With the increasing sophistication of pharmaceuticals, the dramatic
development of cell manipulation and even DNA sequencing, the possibility of
using magnetic nanoparticles to improve the effectiveness of such
technologies is obviously appealing. Hence there are proposals for drug
delivery systems, particularly for anti-inflammatory agents and also for
the use of magnetic separation technologies for rapid DNA sequencing.
A further and somewhat surprising application of magnetic nanoparticles
lies in the production of controlled heating effects. Each cycle of a
hysteresis loop of any magnetic material involves an energy loss
proportional to the area of the loop.

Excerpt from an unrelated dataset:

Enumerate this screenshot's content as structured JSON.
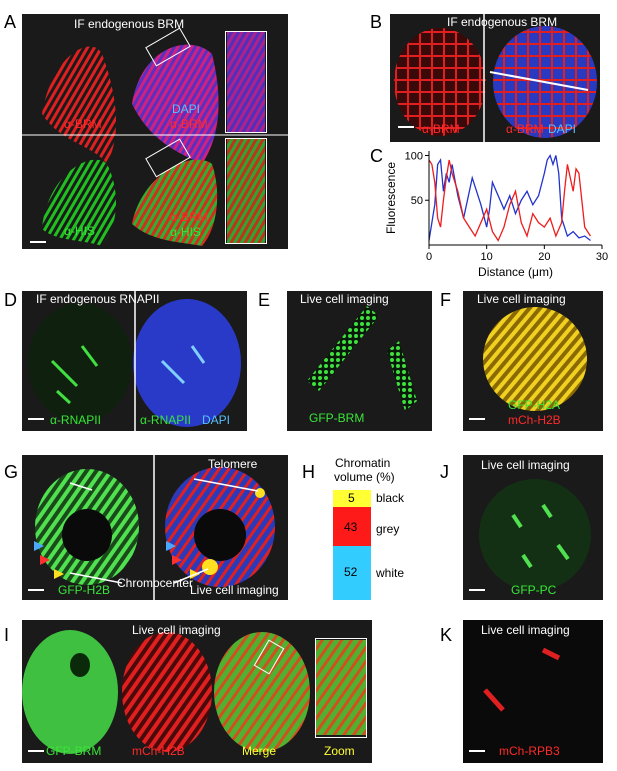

Hence if magnetic nanoparticles
having the required coercivity are remotely positioned at a given site in
the body, perhaps the site of a malignancy, then the application of an
alternating magnetic field can be used to selectively warm a given area.
It has been proposed that this simple physical effect could be used both
to destroy cells directly or to induce a modest increase in temperature so
as to increase the efficacy of either chemotherapy or radiotherapy.
Clearly this area of potential technology is highly novel and offers many
exciting possibilities for future developments. The area is relatively
young and highly multidisciplinary, requiring a range of scientific
knowledge from inorganic chemistry involved in the preparation of the
nanoparticles, through biochemistry and medical science to allow for their
functionalisation, and of course the basic physics of how the properties of
the magnetic particles can best be brought to bear. In consequence it is
not possible for a single author to be able to produce an overview of such
a wide range of disciplines in a single paper. Therefore, in this issue
of Journal of Physics D: Applied Physics we have commissioned three separate reviews
from leading groups in Western Europe covering in some detail the
preparation of magnetic nanoparticles, their functionalisation with
appropriate biomolecules for different applications and a review of the
fundamental underlying physics behind the technology. We hope that this
somewhat unusual combination of review articles in an applied physics
journal will be of benefit to all those in the scientific community with
interests in this area.
We are most grateful to all the authors of the
three papers for their contribution to this issue of Journal of Physics D: Applied Physics
and in particular for their willingness to coordinate their submissions so as to
enable this cluster of review articles to appear in a single issue.